Islamic State "bans Christians from school"

Ankawa (AsiaNews) - For the first time in history, Iraqi Christians who always had a "high standard of education" in the region, are being deprived of the right to study and cannot attend schools. This represents a further threat to the survival of the minority, not only in Iraq but throughout the Middle East, because there is not the risk that an entire generation "will not be educated", which is a "very bad sign". The warning comes from Msgr. Shimoun Emil Nona, Chaldean Archbishop of Mosul, in the north, the second most important city in the country and first city to fall into the hands of the militia of the Islamic State.
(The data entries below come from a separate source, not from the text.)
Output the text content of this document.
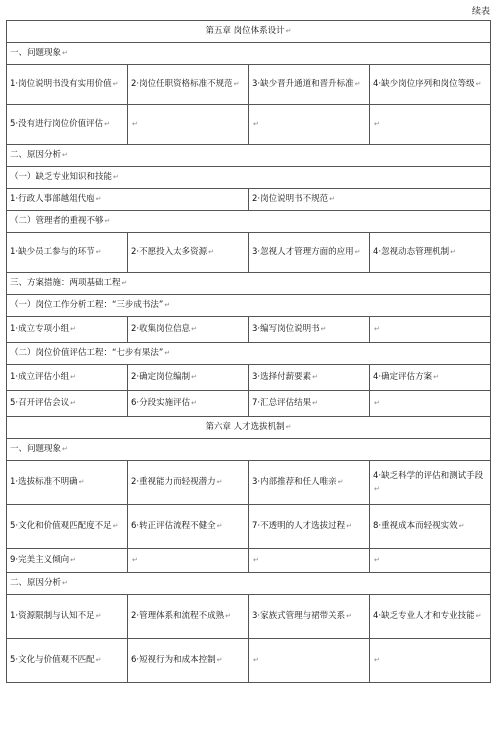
续表
第五章 岗位体系设计↵			
一、问题现象↵			
1·岗位说明书没有实用价值↵	2·岗位任职资格标准不规范↵	3·缺少晋升通道和晋升标准↵	4·缺少岗位序列和岗位等级↵
5·没有进行岗位价值评估↵	↵	↵	↵
二、原因分析↵			
（一）缺乏专业知识和技能↵			
1·行政人事部越俎代庖↵		2·岗位说明书不规范↵	
（二）管理者的重视不够↵			
1·缺少员工参与的环节↵	2·不愿投入太多资源↵	3·忽视人才管理方面的应用↵	4·忽视动态管理机制↵
三、方案措施：两项基础工程↵			
（一）岗位工作分析工程：“三步成书法”↵			
1·成立专项小组↵	2·收集岗位信息↵	3·编写岗位说明书↵	↵
（二）岗位价值评估工程：“七步有果法”↵			
1·成立评估小组↵	2·确定岗位编制↵	3·选择付薪要素↵	4·确定评估方案↵
5·召开评估会议↵	6·分段实施评估↵	7·汇总评估结果↵	↵
第六章 人才选拔机制↵			
一、问题现象↵			
1·选拔标准不明确↵	2·重视能力而轻视潜力↵	3·内部推荐和任人唯亲↵	4·缺乏科学的评估和测试手段↵
5·文化和价值观匹配度不足↵	6·转正评估流程不健全↵	7·不透明的人才选拔过程↵	8·重视成本而轻视实效↵
9·完美主义倾向↵	↵	↵	↵
二、原因分析↵			
1·资源限制与认知不足↵	2·管理体系和流程不成熟↵	3·家族式管理与裙带关系↵	4·缺乏专业人才和专业技能↵
5·文化与价值观不匹配↵	6·短视行为和成本控制↵	↵	↵
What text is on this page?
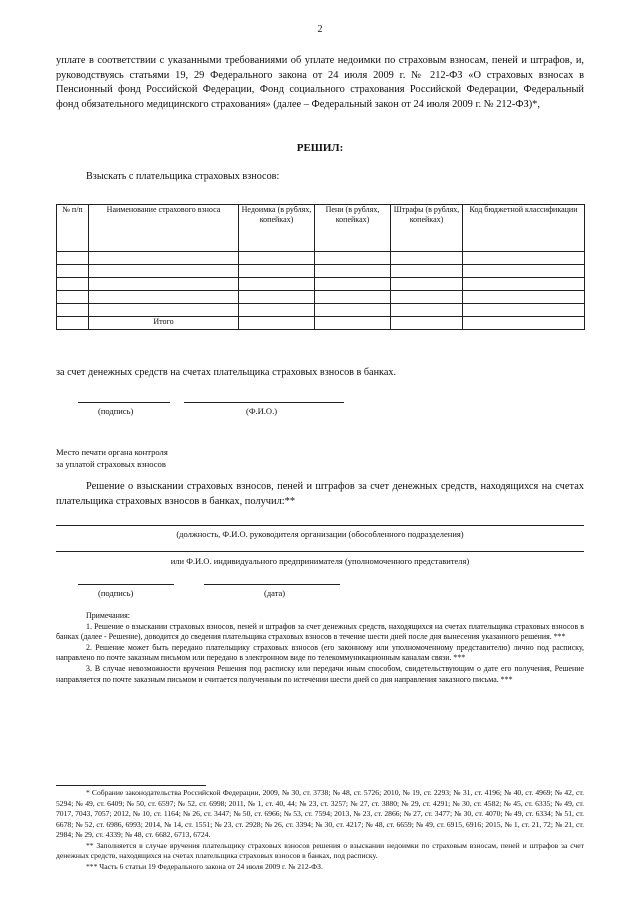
2
уплате в соответствии с указанными требованиями об уплате недоимки по страховым взносам, пеней и штрафов, и, руководствуясь статьями 19, 29 Федерального закона от 24 июля 2009 г. № 212-ФЗ «О страховых взносах в Пенсионный фонд Российской Федерации, Фонд социального страхования Российской Федерации, Федеральный фонд обязательного медицинского страхования» (далее – Федеральный закон от 24 июля 2009 г. № 212-ФЗ)*,
РЕШИЛ:
Взыскать с плательщика страховых взносов:
№ п/п	Наименование страхового взноса	Недоимка (в рублях, копейках)	Пени (в рублях, копейках)	Штрафы (в рублях, копейках)	Код бюджетной классификации

	Итого				
за счет денежных средств на счетах плательщика страховых взносов в банках.
(подпись)	(Ф.И.О.)
Место печати органа контроля
за уплатой страховых взносов
Решение о взыскании страховых взносов, пеней и штрафов за счет денежных средств, находящихся на счетах плательщика страховых взносов в банках, получил:**
(должность, Ф.И.О. руководителя организации (обособленного подразделения)
или Ф.И.О. индивидуального предпринимателя (уполномоченного представителя)
(подпись)	(дата)

Примечания:

1. Решение о взыскании страховых взносов, пеней и штрафов за счет денежных средств, находящихся на счетах плательщика страховых взносов в банках (далее - Решение), доводится до сведения плательщика страховых взносов в течение шести дней после дня вынесения указанного решения. ***

2. Решение может быть передано плательщику страховых взносов (его законному или уполномоченному представителю) лично под расписку, направлено по почте заказным письмом или передано в электронном виде по телекоммуникационным каналам связи. ***

3. В случае невозможности вручения Решения под расписку или передачи иным способом, свидетельствующим о дате его получения, Решение направляется по почте заказным письмом и считается полученным по истечении шести дней со дня направления заказного письма. ***

* Собрание законодательства Российской Федерации, 2009, № 30, ст. 3738; № 48, ст. 5726; 2010, № 19, ст. 2293; № 31, ст. 4196; № 40, ст. 4969; № 42, ст. 5294; № 49, ст. 6409; № 50, ст. 6597; № 52, ст. 6998; 2011, № 1, ст. 40, 44; № 23, ст. 3257; № 27, ст. 3880; № 29, ст. 4291; № 30, ст. 4582; № 45, ст. 6335; № 49, ст. 7017, 7043, 7057; 2012, № 10, ст. 1164; № 26, ст. 3447; № 50, ст. 6966; № 53, ст. 7594; 2013, № 23, ст. 2866; № 27, ст. 3477; № 30, ст. 4070; № 49, ст. 6334; № 51, ст. 6678; № 52, ст. 6986, 6993; 2014, № 14, ст. 1551; № 23, ст. 2928; № 26, ст. 3394; № 30, ст. 4217; № 48, ст. 6659; № 49, ст. 6915, 6916; 2015, № 1, ст. 21, 72; № 21, ст. 2984; № 29, ст. 4339; № 48, ст. 6682, 6713, 6724.

** Заполняется в случае вручения плательщику страховых взносов решения о взыскании недоимки по страховым взносам, пеней и штрафов за счет денежных средств, находящихся на счетах плательщика страховых взносов в банках, под расписку.

*** Часть 6 статьи 19 Федерального закона от 24 июля 2009 г. № 212-ФЗ.
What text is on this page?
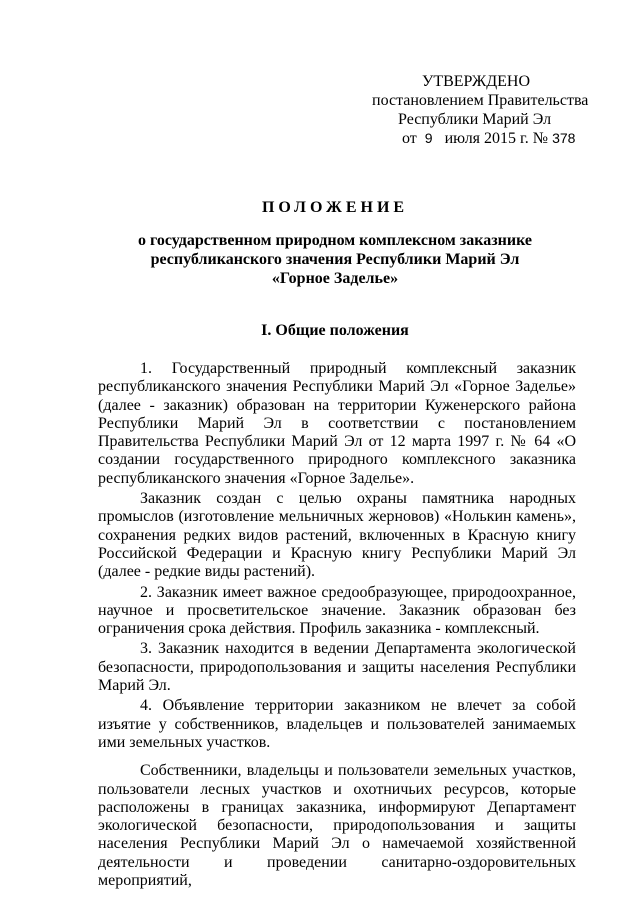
УТВЕРЖДЕНО
постановлением Правительства
Республики Марий Эл
от 9 июля 2015 г. № 378
ПОЛОЖЕНИЕ
о государственном природном комплексном заказнике
республиканского значения Республики Марий Эл
«Горное Заделье»
I. Общие положения

1. Государственный природный комплексный заказник республиканского значения Республики Марий Эл «Горное Заделье» (далее - заказник) образован на территории Куженерского района Республики Марий Эл в соответствии с постановлением Правительства Республики Марий Эл от 12 марта 1997 г. № 64 «О создании государственного природного комплексного заказника республиканского значения «Горное Заделье».

Заказник создан с целью охраны памятника народных промыслов (изготовление мельничных жерновов) «Нолькин камень», сохранения редких видов растений, включенных в Красную книгу Российской Федерации и Красную книгу Республики Марий Эл (далее - редкие виды растений).

2. Заказник имеет важное средообразующее, природоохранное, научное и просветительское значение. Заказник образован без ограничения срока действия. Профиль заказника - комплексный.

3. Заказник находится в ведении Департамента экологической безопасности, природопользования и защиты населения Республики Марий Эл.

4. Объявление территории заказником не влечет за собой изъятие у собственников, владельцев и пользователей занимаемых ими земельных участков.

Собственники, владельцы и пользователи земельных участков, пользователи лесных участков и охотничьих ресурсов, которые расположены в границах заказника, информируют Департамент экологической безопасности, природопользования и защиты населения Республики Марий Эл о намечаемой хозяйственной деятельности и проведении санитарно-оздоровительных мероприятий,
Interviewed by AsiaNews, the prelate confirms that "currently children from many of the refugee families" as well as "children who live in Christian areas" cannot start the school year. "There are about 700 schools scattered between Erbil, Ankawa and Zakkho - he explains - but they are hosting displaced people and are full. In other non-Christian areas the lessons have begun, but not here". Moreover in the areas occupied by the Islamic Caliphate the curriculum has been changed to promote Islam and the Koran. [...]

An Mosul elementary school teacher of mathematics and Arabic states that "we are in 2014, but it seems have regressed 14 centuries." 95% of the 2,450 schools in the area - Mosul and Nineveh Plain - are in the hands of the Islamists, who have forbidden mixed classes and have closed the Faculty of Law, because "conventional law is no longer in force." Rigid rules, imposed by force, are increasingly arousing the impatience of the local population. If at first people saw them as liberators from a central government (under former Shiite Prime Minister al-Maliki) regarded as the oppressor, today 98% of the people - as reported by an academic in Mosul - "would like to see them gone as soon as possible".